Professor of Labor and Industrial Relations Scott Molloy is an award-winning scholar, author and teacher who’s well known and loved for telling his story of labor while teaching about labor history.

His story goes like this: Encouraged by his father, a Providence cop, and his mother, a Providence schoolteacher, he earned his bachelor’s degree from Rhode Island College and his master’s degree in American history from the University of New Hampshire.

“Then I did what anyone would do with a master’s degree, I became a bus driver,” Professor Molloy said.

Labor history is so interesting. It’s not just a story; it’s an analysis of life.

He took the wheel of the bus and immersed himself in the history of the transit workers union, becoming a shop steward, president and business agent while pursuing his Ph.D. at Providence College. He operated out of the garage that once housed trolleys that were run by his Irish immigrant grandfather.

“I enjoyed the dichotomy of one foot in academia and the other on a gas pedal,” Professor Molloy said. “I discovered a penchant for teaching and learned a lifelong lesson: Don’t expect your students to automatically embrace the subject matter at hand without displaying a passion for the material yourself.”

Professor Molloy brought that passion to his research and discovered some of the most poignant stories of labor history. His book, Irish Titan, Irish Toilers, Joseph Banigan and 19th Century New England Labor, recounts the previously untold story of a child laborer who became wealthy industrialist. His earlier book, Trolley Wars, Streetcar Workers on the Line, provides an intimate look at streetcar workers during the Rhode Island Transit Strike of 1902.
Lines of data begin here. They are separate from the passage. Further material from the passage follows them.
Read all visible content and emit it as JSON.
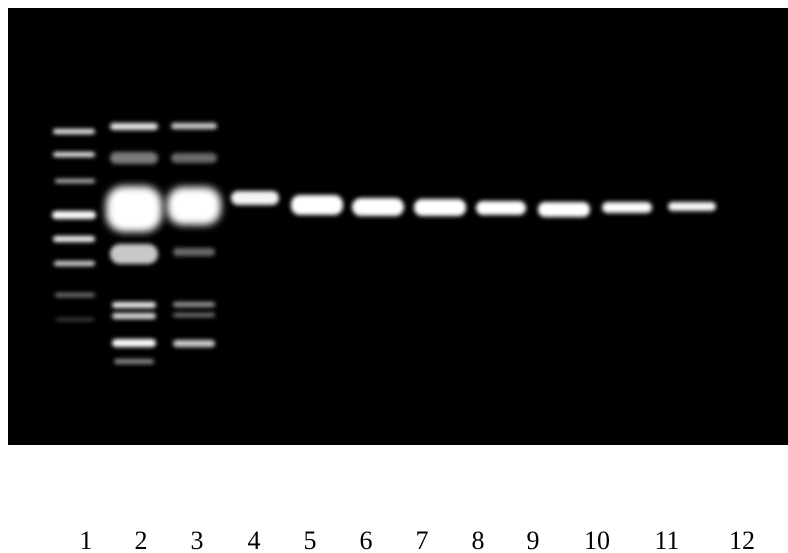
{
  "lane_labels": [
    "1",
    "2",
    "3",
    "4",
    "5",
    "6",
    "7",
    "8",
    "9",
    "10",
    "11",
    "12"
  ]
}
“These are the kind of books that are generally never written because the source material is so scarce. But I stick with these subjects because they are the stories of the hardships and struggles of the working class,” said Professor Molloy, who is the president and founder of the R.I. Labor History Society and helped to build the Irish Famine Memorial in Providence.

“Labor history is so interesting. It’s not just a story; it’s an analysis of life,” Professor Molloy explained. “I try to convey my enthusiasm for the subject, because if I’m not interested, why should my students be?”